If the scenario is different and Mr. Bennet's nose continues to bleed even after the second applied pressure, Ms. Stevens must make some decisions that will be grounded in clinical, legal, and ethical considerations. If the data collected by Ms. Stevens do not provide any clues as to possible cause of the nosebleed, she has to decide whether she will phone the on-call physician again or not.

Such a decision will be determined by the clinical factor of the severity of the bleeding, the legal factor as to the boundary of nursing practice defined by the nurse practice act, coupled with the norm or the usual behavior in the place and situation. Obviously, it would be doing harm to discharge the patient under these conditions. Since Ms. Stevens must balance her ethical obligations to both the patient and the physician, she must determine the right thing to do. With her knowledge of this clinical picture, Ms. Stevens decides to try once more with another (the third) five minutes of applied pressure.

If the bleeding stops then, she should follow the same routine as in the scene when the bleeding stopped after the second pressure — which is to have Mr. Bennet rest, to take his vital signs, and to indicate to him the importance of seeing his own physician tomorrow. If, after the third five-minute pressure has been applied, the bleeding has not stopped, Ms. Stevens should phone the on-call physician again and report the situation. Her actions will then depend on the decisions reached on the phone.

After Ms. Stevens provides the physician with all the information she has about Mr. Bennet, he will have to make a decision as to whether to come in or not or whether to have Mr. Bennet stay in the emergency department until someone can see him on the day shift.

If this physician comes in and examines Mr. Bennet, he can then write an order for Mr. Bennet to go home or be admitted to the hospital. Ms. Stevens has met her obligation both to the patient and to the physician. If the decision is to have Mr. Bennet stay in the emergency department until after the day shift arrives, Ms. Stevens has an obligation to report the situation to the day shift. Meanwhile, she needs to make Mr. Bennet as comfortable as possible while keeping a close watch on him.

If, in the first instance, Ms. Stevens finds that Mr. Bennet has high blood pressure, his pulse is irregular, and he has a family history of health problems, she should call the physician at once and insist that he come and examine the patient to decide on a treatment plan and the need for hospitalization.

The on-call physician should be called, since he has a legal and ethical obligation to both the patient and the nurse to practice medicine. It seems most unlikely that the physician under these circumstances would refuse to come in. If he did refuse for some reason, Ms. Stevens has an obligation to take this problem further in the system. This system has the following structure which is similar in most community hospital structures: the night nursing supervisor, the director of nursing, and the "someone else" mentioned in the case who must be another physician, probably the chief of staff.

When a nurse uses the system to put pressure on a physician, she will have to work out the consequences of this action. But if she does not use the system in which she works, she can be viewed as not meeting her legal and ethical obligation to the patient and the hospital.

In thinking about Mr.
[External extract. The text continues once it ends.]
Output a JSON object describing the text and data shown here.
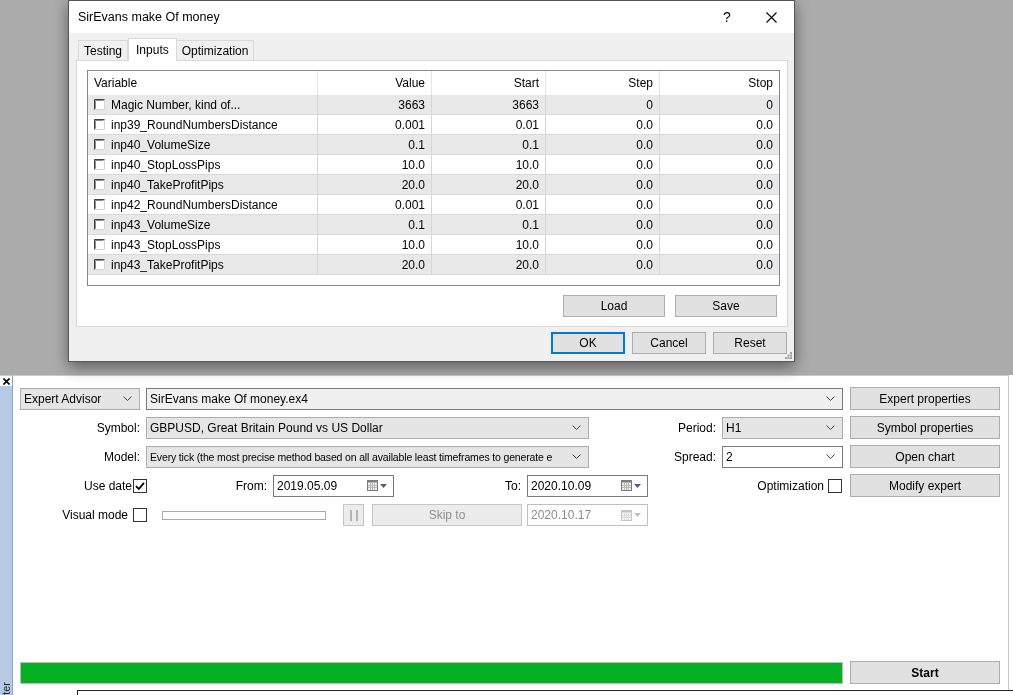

Bennet's nosebleed, I have tried to draw a line between nursing practice and medical practice, taking into account the clinical, legal, and ethical dimensions. Ms. Stevens, who is a senior nurse with knowledge and experience, can best meet her obligations to Mr. Bennet if she acts on her understanding of these clinical, legal, and ethical dimensions of the case. In order to do this, she must have basic knowledge of these dimensions which means that along with her clinical knowledge she will need to acquire knowledge of the applicable nurse practice act and the norms of practice.

And finally, in order to use all of these, she will need to have reflected on this and other problems so that when the time arrives, she has some general notion of what she ought to do and where she would draw the clinical line between nursing and medicine, the legal line between nurse practice and medical practice, and the ethical line between what are her obligations and those that belong to another health professional.